Gene expression analysis was further confirmed at the protein level, which revealed a more stable expression of SCX and facilitated the expression of MKX as the result of T/G/S treatment compared to T/G treatment. Since the morphological feature of cells is still noted as an important sign of their state, the spindle-like shape and aligned arrangement are typically considered for tenocytes, in contrast with the more rounded shape of tenoblasts with a large and oval nucleus. At the end of the induction time, we observed spindle-like cells with elongated nuclei and thin cytoplasmic protrusions.

Overall, based on the results of gene expression analysis, protein expression data, and morphological analysis, we propose a stepwise protocol to induce tenogenic differentiation of eq-ASCs within 7 days which is far shorter than what has been previously reported (14 days) by transient induction with TGFB3 followed by coinhibition of BMP and Wnt signaling pathways. In addition, one of the main strengths of this procedure was a severe reduction in levels of ectopic osteo and chondrogenesis markers. It has been highlighted in several studies in which the expression of tendon-associated markers were shown to be down-regulated in mature tenocytes (39). However, reaching stable mature tenocytes with proper function in the long term and preventing cellular dedifferentiation requires further modification of the protocol. Therefore, we subsequently examined the effects of nanofibrous PHB /PHBV/COL1 scaffolds on the efficiency and longterm stability of reported sequential tenogenic induction on eq-ASCs.

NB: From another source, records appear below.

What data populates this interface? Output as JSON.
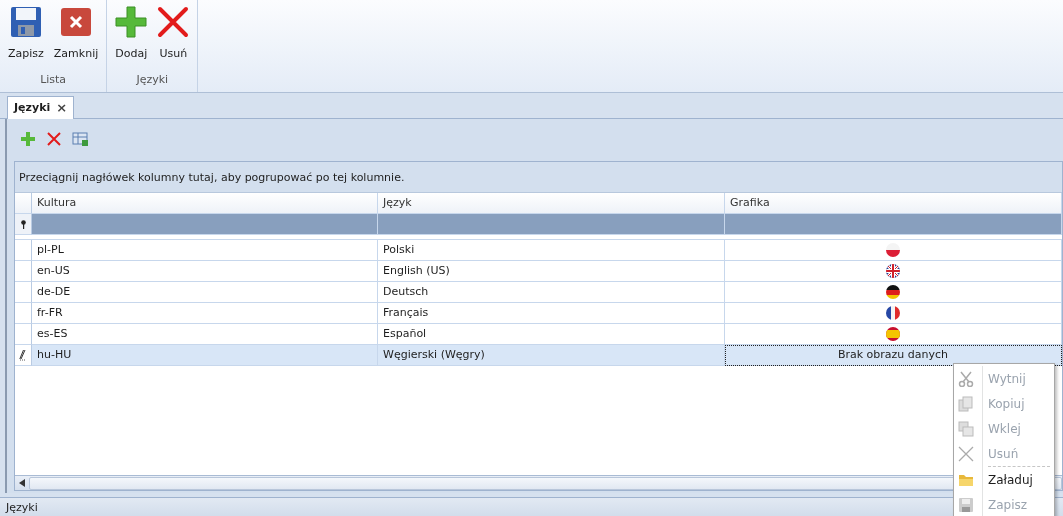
{
  "ribbon": {
    "groups": [
      {
        "label": "Lista",
        "buttons": [
          {
            "label": "Zapisz",
            "kind": "save"
          },
          {
            "label": "Zamknij",
            "kind": "close"
          }
        ]
      },
      {
        "label": "Języki",
        "buttons": [
          {
            "label": "Dodaj",
            "kind": "add"
          },
          {
            "label": "Usuń",
            "kind": "delete"
          }
        ]
      }
    ]
  },
  "tabs": [
    {
      "label": "Języki",
      "selected": true,
      "close": "×"
    }
  ],
  "toolbar": [
    {
      "kind": "add"
    },
    {
      "kind": "delete"
    },
    {
      "kind": "export"
    }
  ],
  "group_panel": "Przeciągnij nagłówek kolumny tutaj, aby pogrupować po tej kolumnie.",
  "table": {
    "columns": [
      "Kultura",
      "Język",
      "Grafika"
    ],
    "rows": [
      {
        "culture": "pl-PL",
        "language": "Polski",
        "graphic": {
          "kind": "image"
        },
        "selected": false
      },
      {
        "culture": "en-US",
        "language": "English (US)",
        "graphic": {
          "kind": "image"
        },
        "selected": false
      },
      {
        "culture": "de-DE",
        "language": "Deutsch",
        "graphic": {
          "kind": "image"
        },
        "selected": false
      },
      {
        "culture": "fr-FR",
        "language": "Français",
        "graphic": {
          "kind": "image"
        },
        "selected": false
      },
      {
        "culture": "es-ES",
        "language": "Español",
        "graphic": {
          "kind": "image"
        },
        "selected": false
      },
      {
        "culture": "hu-HU",
        "language": "Węgierski (Węgry)",
        "graphic": {
          "kind": "text",
          "text": "Brak obrazu danych"
        },
        "selected": true
      }
    ]
  },
  "context_menu": [
    {
      "label": "Wytnij",
      "disabled": true,
      "separator_before": false
    },
    {
      "label": "Kopiuj",
      "disabled": true,
      "separator_before": false
    },
    {
      "label": "Wklej",
      "disabled": true,
      "separator_before": false
    },
    {
      "label": "Usuń",
      "disabled": true,
      "separator_before": false
    },
    {
      "label": "Załaduj",
      "disabled": false,
      "separator_before": true
    },
    {
      "label": "Zapisz",
      "disabled": true,
      "separator_before": false
    }
  ],
  "status_bar": "Języki"
}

Both enhanced and more stable expression of tenogenic markers and the potent inhibition of osteo-chondrogenesis on PHB /PHBV/COL1 membrane proposed the scaffold as a suitable substrate for cell transplantation and tendon regeneration. It seems that incorporating collagen type 1, as the major content of natural tendon ECM, in addition to the fibrous and porous topology of PHB/PHBV, provides a positive impact on tenogenesis (24).

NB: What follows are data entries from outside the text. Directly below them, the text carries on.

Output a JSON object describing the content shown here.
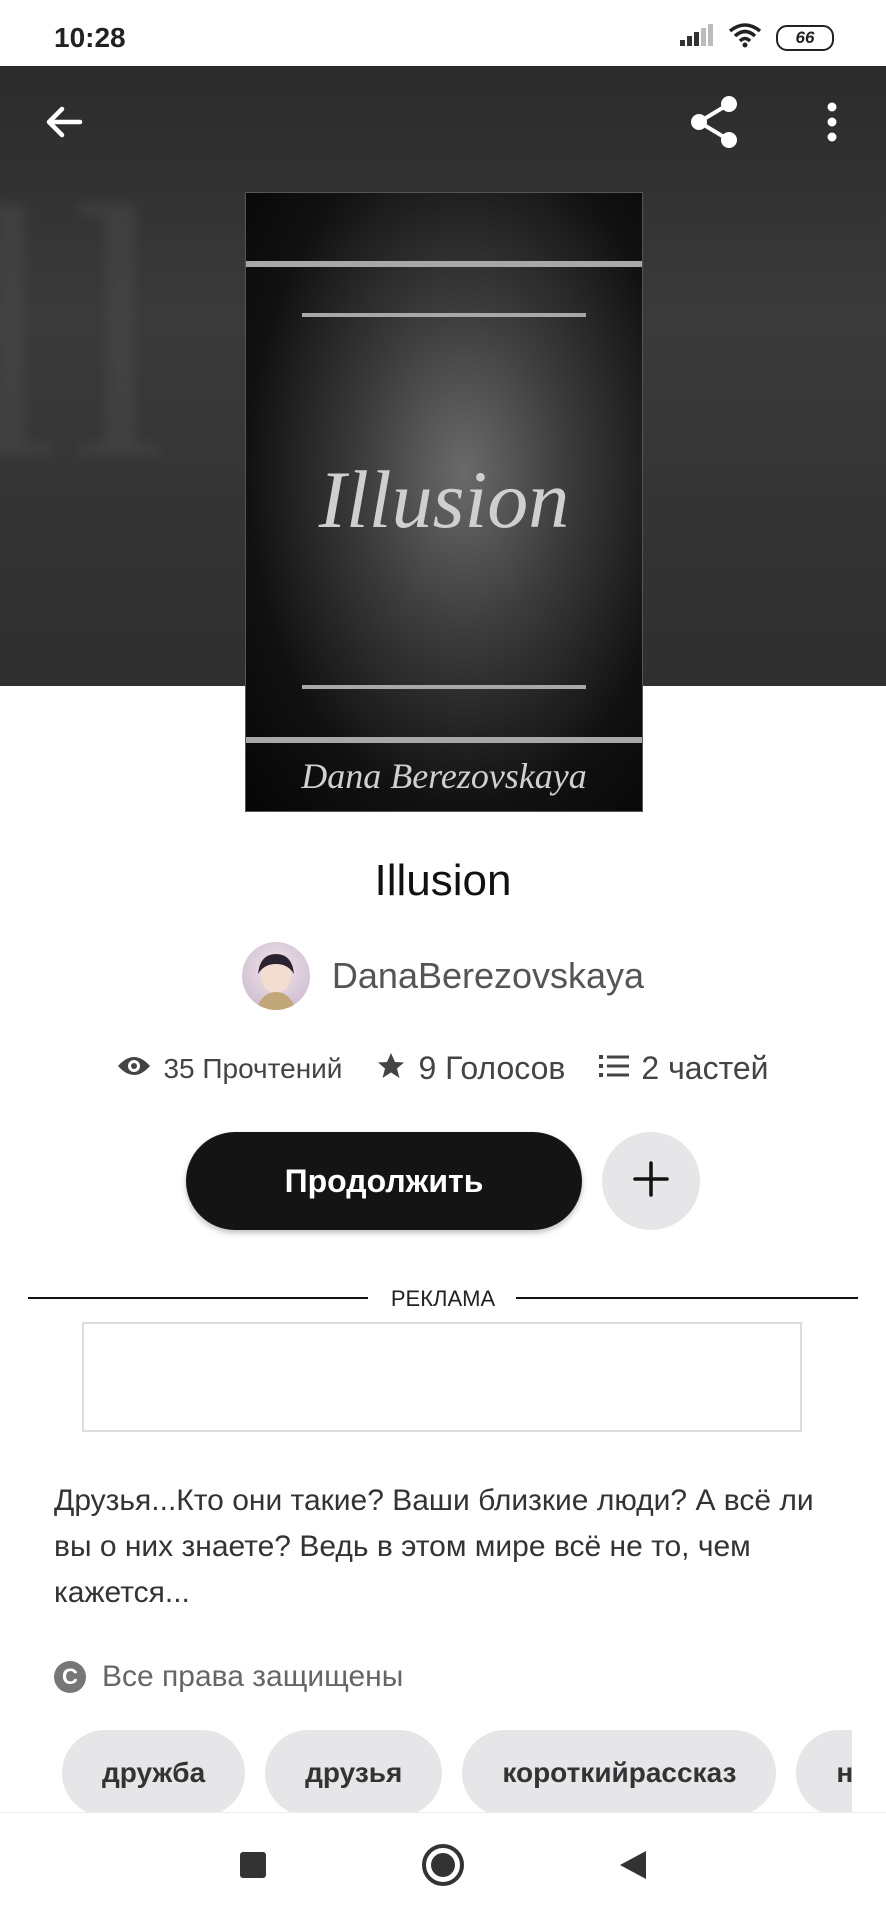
{
  "status_bar": {
    "time": "10:28",
    "battery": "66",
    "icons": [
      "signal-icon",
      "wifi-icon",
      "battery-icon"
    ]
  },
  "header": {
    "back_icon": "arrow-left-icon",
    "share_icon": "share-icon",
    "more_icon": "more-vertical-icon"
  },
  "cover": {
    "title": "Illusion",
    "author": "Dana Berezovskaya"
  },
  "story": {
    "title": "Illusion",
    "author": "DanaBerezovskaya"
  },
  "stats": {
    "reads": "35 Прочтений",
    "votes": "9 Голосов",
    "parts": "2 частей"
  },
  "actions": {
    "continue_label": "Продолжить",
    "add_icon": "plus-icon"
  },
  "ad": {
    "label": "РЕКЛАМА"
  },
  "description": "Друзья...Кто они такие? Ваши близкие люди? А всё ли вы о них знаете? Ведь в этом мире всё не то, чем кажется...",
  "rights": "Все права защищены",
  "tags": [
    "дружба",
    "друзья",
    "короткийрассказ",
    "не"
  ],
  "colors": {
    "header_bg": "#2f2f2f",
    "primary_button": "#141414",
    "tag_bg": "#e6e5e7"
  }
}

It is interesting to note that the most successful cell therapy approaches were reported in the cases of intralesional injection of a cell suspension due to granular tissue and the enclosed nature of core lesions. The use of MSC-derived tenocyte progenitors revealed a notable positive impact on increasing the efficacy of cell therapy for tendon repair (40). Although, for other forms of tendon-related disorders (like eccentric lesions), further studies are required to optimize the condition ,including the use of different types of scaffolds or self-organizing tendon structures (3D tendon-like tissue constructs).

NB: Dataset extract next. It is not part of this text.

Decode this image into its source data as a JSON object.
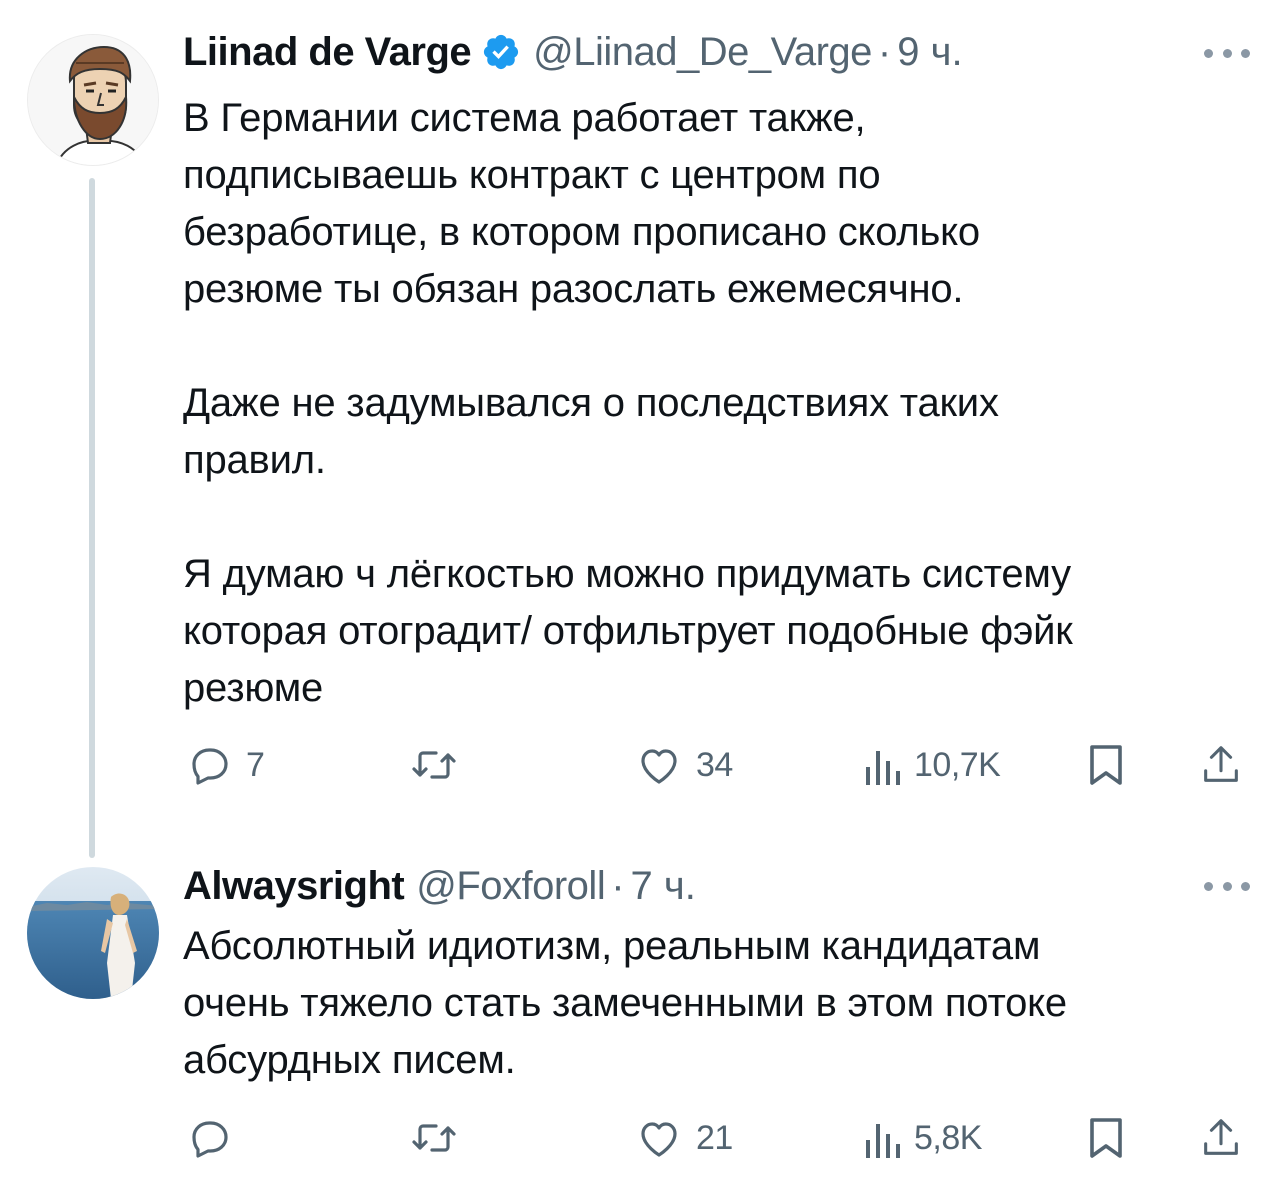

For the first time, we investigated the tenogenic differentiation of equine adipose stem cells under the stepwise inductive approach which provides a safe, valuable alternative for un-induced MSCs for future intra-lesional injection. This result was verified mainly by using the scaffold to maintain a tenogenic status. However, future studies need to be conducted regarding the damaged condition to choose a scaffold which can be practicaly delivered into equine tendon injury.

Conclusion

The present study demonstrated a fast and effective procedure for reducing the risk of ectopic osteogenesis in tendon regeneration strategies. We recently provided evidence that confirmed the remarkable potential of eq-ASCs for spontaneous differentiation towards musculoskeletal lineage due to the high expression of endogenous TGFB1. Here, we established a stepwise inductive approach to induce tenogenesis of eq-ASCs using TGFB3, GREM2, and SOST to overcome this limitation to some degree and achieve tenocytes in a short time. The current study provides new findings for future cell-based therapies to avoid the risk of ectopic bone formation after injection of MSCs in tendon injuries.